In his book "The Audacity of Hope," Barack Obama acknowledged that "sometimes there are facts that cannot be spun, just as an argument about whether it's raining can usually be settled by stepping outside." Checking the conditions outside is precisely what The Washington Times failed to do before conveying, without balance or rebuttal, the claim by Bob Deans of the Natural Resources Defense Council that "there is no doubt that global temperatures are increasing" ("Maverick geologist lauds greenhouse gas," Plugged in, Tuesday).
It was bad enough to enable the NRDC spokesman's ritual claim of just how gauche it is to challenge science that has been declared "settled" without calling on him to enlighten readers as to when it was settled or what settled it. Even worse, the temperatures, like the rain, are easily accessible thanks to satellites placed in service in the late 1970s in response to the panic over supposed man-made global cooling.
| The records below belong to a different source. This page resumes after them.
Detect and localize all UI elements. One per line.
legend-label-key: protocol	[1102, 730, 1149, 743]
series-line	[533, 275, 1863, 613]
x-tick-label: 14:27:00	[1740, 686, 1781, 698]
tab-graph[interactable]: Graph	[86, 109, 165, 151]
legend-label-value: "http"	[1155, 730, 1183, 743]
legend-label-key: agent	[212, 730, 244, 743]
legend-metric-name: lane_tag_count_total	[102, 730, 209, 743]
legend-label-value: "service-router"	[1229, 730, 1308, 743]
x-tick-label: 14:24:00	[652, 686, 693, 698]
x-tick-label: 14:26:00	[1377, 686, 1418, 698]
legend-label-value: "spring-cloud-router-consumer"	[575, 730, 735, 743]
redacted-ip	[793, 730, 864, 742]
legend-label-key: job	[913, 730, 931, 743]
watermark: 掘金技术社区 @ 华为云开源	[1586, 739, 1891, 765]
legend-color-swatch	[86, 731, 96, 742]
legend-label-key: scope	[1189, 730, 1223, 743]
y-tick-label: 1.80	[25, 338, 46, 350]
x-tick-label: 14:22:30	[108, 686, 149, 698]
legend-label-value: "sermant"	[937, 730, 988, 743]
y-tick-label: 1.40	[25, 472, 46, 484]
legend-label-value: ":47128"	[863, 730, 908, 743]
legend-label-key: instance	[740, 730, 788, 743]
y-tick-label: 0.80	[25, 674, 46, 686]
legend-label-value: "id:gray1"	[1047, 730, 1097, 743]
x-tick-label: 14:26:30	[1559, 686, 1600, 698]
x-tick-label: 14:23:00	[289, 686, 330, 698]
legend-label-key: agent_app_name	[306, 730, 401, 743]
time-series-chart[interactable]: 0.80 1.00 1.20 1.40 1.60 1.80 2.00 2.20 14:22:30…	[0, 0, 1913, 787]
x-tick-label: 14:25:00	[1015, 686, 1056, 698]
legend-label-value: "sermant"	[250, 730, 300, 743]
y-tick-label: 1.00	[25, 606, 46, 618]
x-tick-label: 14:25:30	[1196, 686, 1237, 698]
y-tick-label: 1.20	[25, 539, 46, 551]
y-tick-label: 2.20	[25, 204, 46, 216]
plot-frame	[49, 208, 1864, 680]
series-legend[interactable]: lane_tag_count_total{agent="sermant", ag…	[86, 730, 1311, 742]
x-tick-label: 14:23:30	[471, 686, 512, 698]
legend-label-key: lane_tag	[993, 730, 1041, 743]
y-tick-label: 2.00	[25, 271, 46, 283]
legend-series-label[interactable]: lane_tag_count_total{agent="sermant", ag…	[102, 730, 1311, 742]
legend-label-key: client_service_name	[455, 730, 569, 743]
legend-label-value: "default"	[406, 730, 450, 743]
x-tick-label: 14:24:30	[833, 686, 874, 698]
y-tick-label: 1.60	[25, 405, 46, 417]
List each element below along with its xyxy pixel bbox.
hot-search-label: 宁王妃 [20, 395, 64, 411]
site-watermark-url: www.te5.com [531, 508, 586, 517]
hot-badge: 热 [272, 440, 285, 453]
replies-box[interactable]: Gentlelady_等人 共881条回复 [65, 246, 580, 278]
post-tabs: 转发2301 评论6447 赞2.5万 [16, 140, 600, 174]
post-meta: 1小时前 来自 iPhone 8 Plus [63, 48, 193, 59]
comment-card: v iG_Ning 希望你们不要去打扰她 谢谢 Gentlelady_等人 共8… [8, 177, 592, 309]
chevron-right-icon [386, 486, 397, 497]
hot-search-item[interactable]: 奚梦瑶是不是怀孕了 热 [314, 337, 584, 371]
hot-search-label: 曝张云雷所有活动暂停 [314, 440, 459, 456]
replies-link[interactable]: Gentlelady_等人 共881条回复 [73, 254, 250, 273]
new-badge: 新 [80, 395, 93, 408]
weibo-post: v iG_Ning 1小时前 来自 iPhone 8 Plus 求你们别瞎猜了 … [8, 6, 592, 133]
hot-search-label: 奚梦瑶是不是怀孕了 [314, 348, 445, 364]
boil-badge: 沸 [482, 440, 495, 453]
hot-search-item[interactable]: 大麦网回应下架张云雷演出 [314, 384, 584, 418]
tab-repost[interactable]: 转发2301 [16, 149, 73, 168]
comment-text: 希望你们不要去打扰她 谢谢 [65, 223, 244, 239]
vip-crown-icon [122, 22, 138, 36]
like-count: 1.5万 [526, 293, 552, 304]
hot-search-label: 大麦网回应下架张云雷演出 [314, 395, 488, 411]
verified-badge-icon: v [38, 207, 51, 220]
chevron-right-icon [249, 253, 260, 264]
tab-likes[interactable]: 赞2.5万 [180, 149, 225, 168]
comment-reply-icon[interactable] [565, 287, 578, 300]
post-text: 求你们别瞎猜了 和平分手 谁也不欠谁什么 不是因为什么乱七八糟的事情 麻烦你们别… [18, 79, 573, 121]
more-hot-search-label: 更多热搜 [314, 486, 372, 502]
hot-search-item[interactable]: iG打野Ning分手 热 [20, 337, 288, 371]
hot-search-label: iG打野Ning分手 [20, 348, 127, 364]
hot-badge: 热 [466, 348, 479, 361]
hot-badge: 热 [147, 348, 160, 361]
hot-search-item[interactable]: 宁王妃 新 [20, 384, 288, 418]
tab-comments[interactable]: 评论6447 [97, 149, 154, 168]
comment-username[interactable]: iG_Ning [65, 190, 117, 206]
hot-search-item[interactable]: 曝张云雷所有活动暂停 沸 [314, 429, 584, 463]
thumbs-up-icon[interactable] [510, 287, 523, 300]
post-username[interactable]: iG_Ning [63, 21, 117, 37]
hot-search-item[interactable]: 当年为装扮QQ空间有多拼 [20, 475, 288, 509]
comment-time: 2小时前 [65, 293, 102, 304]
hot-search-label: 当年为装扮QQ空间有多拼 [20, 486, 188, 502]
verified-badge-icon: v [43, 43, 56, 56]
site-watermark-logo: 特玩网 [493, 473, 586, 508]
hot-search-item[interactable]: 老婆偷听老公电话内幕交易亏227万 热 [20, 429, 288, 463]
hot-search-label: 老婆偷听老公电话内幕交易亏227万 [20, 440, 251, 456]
These satellites reveal that there has been no statistically significant warming for the past 13 years, a rapid cooling for the past eight years and otherwise plenty of doubt that global temperatures are increasing.
It is the job of the media to challenge, not perpetuate, such claims, particularly when the taxpayer spends many millions of dollars each year for the privilege of obtaining information that is proclaimed critically important and yet officially ignored in the rush to adopt a desired agenda.